Engineering October 2025

Automatic Execution Tracking for Python Functions

How SINAS uses AST injection to track nested function calls without manual instrumentation

The Challenge

When building a function execution platform, one of the hardest problems is tracking how functions call other functions. Users want to see complete execution trees showing every nested call, input, output, and timing information—without having to manually instrument their code.

How It Works

SINAS automatically tracks function execution using Python's Abstract Syntax Tree (AST). When you upload a function, we parse the code, inject tracking decorators, and maintain the execution tree automatically.

Step 1: AST Parsing

When you create a function, SINAS parses your Python code into an AST:

def calculate_order_total(order_id):
    customer = get_customer(order_id)
    discount = calculate_discount(customer.tier)
    tax = calculate_tax(order.subtotal)
    return order.subtotal - discount + tax

Step 2: Automatic Decorator Injection

SINAS automatically adds a @track decorator to every function definition. This decorator captures:

  • Function name and version
  • Input parameters (serialized with dill)
  • Output values
  • Start and end timestamps
  • Parent execution context
  • Errors and tracebacks

Step 3: Execution Tree Building

When a function calls another SINAS function, the tracking system automatically links them in an execution tree. The result is a complete visualization of your function's behavior:

Execution: calculate_order_total
├─ Step: get_customer (completed, 150ms)
├─ Step: calculate_discount (completed, 50ms)
│  └─ Step: apply_promo_code (completed, 30ms)
└─ Step: calculate_tax (completed, 40ms)

Benefits

Zero Instrumentation

Write normal Python code. No special imports, no manual logging, no wrapper functions.
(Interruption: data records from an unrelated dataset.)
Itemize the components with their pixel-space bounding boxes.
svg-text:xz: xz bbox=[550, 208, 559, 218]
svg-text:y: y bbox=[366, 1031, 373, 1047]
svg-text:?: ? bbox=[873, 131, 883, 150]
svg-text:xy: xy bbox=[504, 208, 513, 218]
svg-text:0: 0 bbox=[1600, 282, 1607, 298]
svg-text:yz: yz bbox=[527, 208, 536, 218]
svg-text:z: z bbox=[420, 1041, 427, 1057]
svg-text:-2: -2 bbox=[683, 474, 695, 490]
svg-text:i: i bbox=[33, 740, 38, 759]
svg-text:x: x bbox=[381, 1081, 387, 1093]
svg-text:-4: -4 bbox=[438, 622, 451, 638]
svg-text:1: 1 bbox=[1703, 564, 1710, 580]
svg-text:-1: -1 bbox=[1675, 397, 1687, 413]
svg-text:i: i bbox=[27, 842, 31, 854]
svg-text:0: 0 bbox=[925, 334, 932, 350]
Just pure business logic.

Complete Visibility

See exactly what happened during an execution:

  • Which functions were called and in what order
  • What inputs were passed to each function
  • What outputs each function returned
  • How long each function took
  • Where errors occurred in the call chain

Automatic Versioning

Every time you update function code, SINAS creates a new version. Execution records always reference the exact version that ran, making debugging historical issues trivial.

Performance Considerations

The tracking overhead is minimal:

  • AST parsing happens once at upload time
  • Execution tracking adds ~1-5ms per function call
  • Large inputs/outputs are sampled or truncated
  • Tracking can be disabled for performance-critical functions

Use Cases

Debugging Complex Workflows

When a webhook fails at 3 AM, you can trace the exact execution path and see where it went wrong.

Performance Optimization

Identify bottlenecks by analyzing execution times across the call tree.

Auditing and Compliance

Maintain complete records of what code ran, what data it processed, and what results it produced.

Technical Deep Dive

For those interested in the implementation details, the AST transformation uses Python's ast.NodeTransformer to wrap function definitions:

class TrackingInjector(ast.NodeTransformer):
    def visit_FunctionDef(self, node):
        # Inject @track decorator
        track_decorator = ast.Name(id='track', ctx=ast.Load())
        node.decorator_list.insert(0, track_decorator)
        return node

The @track decorator captures execution context from thread-local storage, allowing nested calls to automatically link to their parent execution.

Conclusion

Automatic execution tracking is one of those features that seems simple on the surface but provides immense value in production. By eliminating manual instrumentation, SINAS lets developers focus on business logic while maintaining complete observability.